Monday 21 May 2012

The Penis Train

So china has the fastest train in the world, as of right now.  This isn't including concept trains, as the Japanese have a floating train that they've tested to three hundred miles per hour.  It's not out yet, but it doesn't have wheels so I can't foresee any problems with track laying.  (This is a lie, it does have wheels that unfold from inside the train, for any speed below eighty miles per hour).

The point being, the fastest train in Japan right now is called (name of the fastest train here) (I want to guess at Nozomi, but it might not be).  It's a massive phallus.  There are countless pictures of foreigners standing in front of the advertisement pretending to do all kinds of things, and the actual train doesn't disappoint.  I ended up riding it on Sunday, on account of needing to be whisked from Tokyo to my house in as quick a time as possible; regardless of cost.

Nothing is displayed on this board, I don't know what purpose it serves.

This is the local train station board.  Everything is a bit rusty, a bit old, and somewhat grimy.  The contrast is quite stark considering this

Seen from an oblique angle, the shape is actually fascinating.  Doubtless, many thousands of hours of modelling and testing were done.

was the train I returned home on.  Obviously, it didn't deliver me to the door.  The bullet trains run on specialist tracks.  I don't know if they're a different guage, but they're certainly smoother than anything else.  When a train runs through a station at full-tilt (I doubt they actually pass through at full speed) everything shakes, and the noise is immense.  It's like the intercity expresses in England - everything shakes and vibrates and there is incredible noise.  The difference is that these trains are doing a hundred MPH, whereas the English trains are just pulling out of the station to get underway.

Not an awe inspiring station, but it serves a purpose.

The station I got off at was massive.  I was the only person that got off.  That's plainly not efficient.

It feels like the window is merely an after-thought.  I wonder if the drivers even needs to see outside to pilot one of these things.  Interestingly enough, the aeroplane comparisons are apt, as the inside is basically a plane interior.

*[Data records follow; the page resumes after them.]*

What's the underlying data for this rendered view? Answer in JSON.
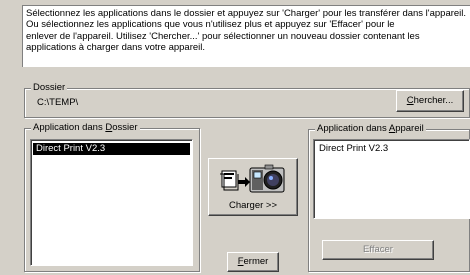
{
  "instructions": "Sélectionnez les applications dans le dossier et appuyez sur 'Charger' pour les transférer dans l'appareil. Ou sélectionnez les applications que vous n'utilisez plus et appuyez sur 'Effacer' pour le\nenlever de l'appareil. Utilisez 'Chercher...' pour sélectionner un nouveau dossier contenant les\napplications à charger dans votre appareil.",
  "dossier": {
    "title": "Dossier",
    "path": "C:\\TEMP\\",
    "browse_button": {
      "accel": "C",
      "rest": "hercher..."
    }
  },
  "folder_apps": {
    "title": {
      "prefix": "Application dans ",
      "accel": "D",
      "rest": "ossier"
    },
    "items": [
      "Direct Print V2.3"
    ]
  },
  "device_apps": {
    "title": {
      "prefix": "Application dans ",
      "accel": "A",
      "rest": "ppareil"
    },
    "items": [
      "Direct Print V2.3"
    ]
  },
  "charger_button": {
    "label": "Charger >>",
    "icon": "camera-transfer-icon"
  },
  "effacer_button": {
    "label": "Effacer",
    "enabled": false
  },
  "fermer_button": {
    "accel": "F",
    "rest": "ermer"
  }
}
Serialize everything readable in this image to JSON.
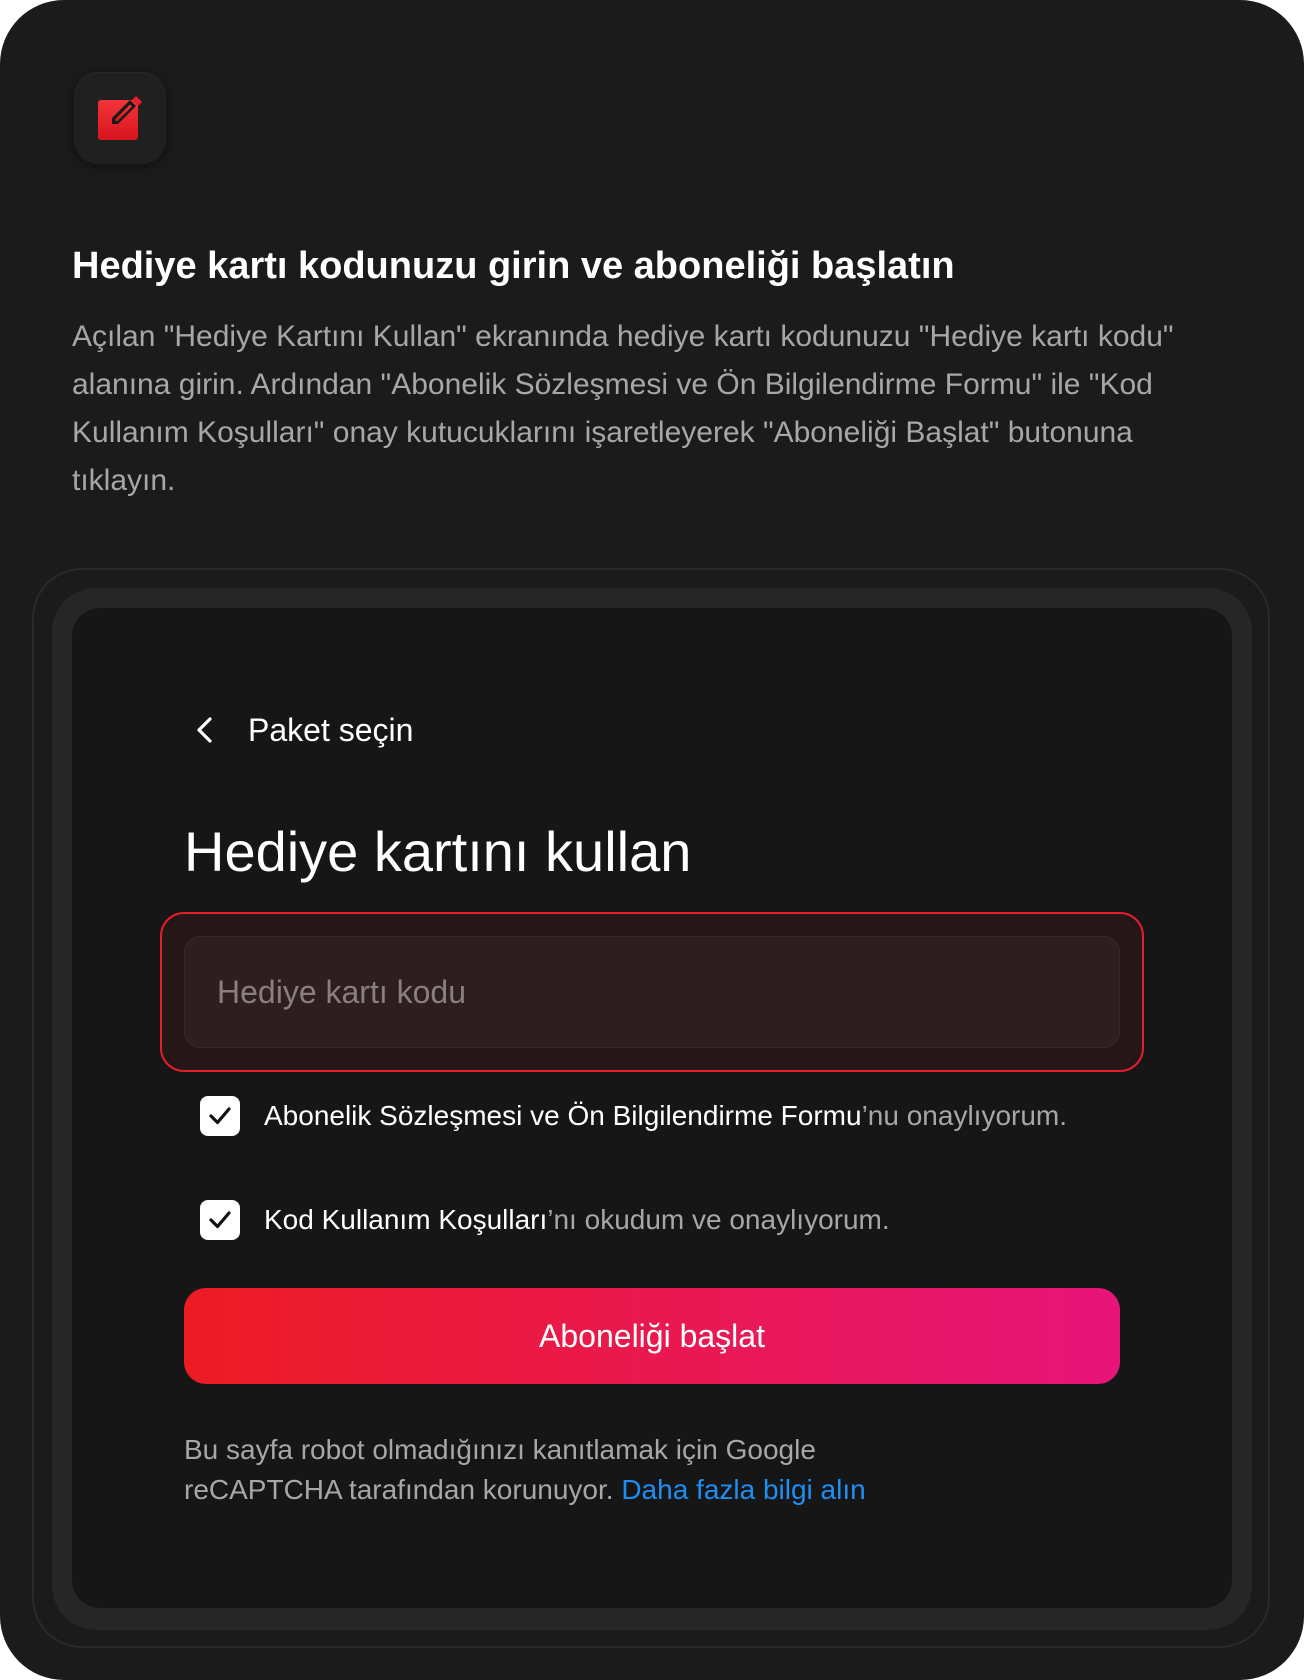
{
  "colors": {
    "background": "#1b1b1c",
    "screen": "#161617",
    "accent_red": "#e41e2a",
    "button_gradient_start": "#ec1c24",
    "button_gradient_end": "#e7157a",
    "link": "#1d8ff2",
    "muted_text": "#a7a7a9"
  },
  "app_icon": {
    "name": "edit-square-icon"
  },
  "instruction": {
    "title": "Hediye kartı kodunuzu girin ve aboneliği başlatın",
    "description": "Açılan \"Hediye Kartını Kullan\" ekranında hediye kartı kodunuzu \"Hediye kartı kodu\" alanına girin. Ardından \"Abonelik Sözleşmesi ve Ön Bilgilendirme Formu\" ile \"Kod Kullanım Koşulları\" onay kutucuklarını işaretleyerek \"Aboneliği Başlat\" butonuna tıklayın."
  },
  "form": {
    "back_icon": "chevron-left-icon",
    "back_label": "Paket seçin",
    "title": "Hediye kartını kullan",
    "code_input": {
      "placeholder": "Hediye kartı kodu",
      "value": ""
    },
    "checkboxes": [
      {
        "checked": true,
        "link_text": "Abonelik Sözleşmesi ve Ön Bilgilendirme Formu",
        "suffix": "’nu onaylıyorum."
      },
      {
        "checked": true,
        "link_text": "Kod Kullanım Koşulları",
        "suffix": "’nı okudum ve onaylıyorum."
      }
    ],
    "submit_label": "Aboneliği başlat",
    "recaptcha_text": "Bu sayfa robot olmadığınızı kanıtlamak için Google reCAPTCHA tarafından korunuyor.",
    "recaptcha_link": "Daha fazla bilgi alın"
  }
}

And this is the front of the train.  Or the back, as was the case in this instance.  I tried to de-emphasize certain qualities with the picture.  Interestingly, that front nobbly bit comes off for when they want to attach two front cars together.  All the cars are powered, this reduces wear and tear on the track and helps the speed, apparently.

My shirt was completely clean.  The team must have dominated - leaving the fullback with nothing to do.

Of the rugby; someone forgot our regular shirts.  We had to beg for another set of shirts; these were worn minutes before in another game.  Nice.

Just pushin' water around.

This is a typical view around my home town.  There are tons of rice fields and people moving water from one end of the field to the other.  I never know what they're doing.

A familiar sight all over England, for a day.  Then the bikes are stolen.

These bicycles have been at the station at least as long as I've been in the town.  With the levels of rust present, I suspect they've been here somewhat longer.

These bullet trains are extremely long.

The fastest shinkansen has a rather fetching green, pink and white livery.  I'm not sure why they went with those vomit inducing colours, but it certainly stands out.  White is so last year, apparently.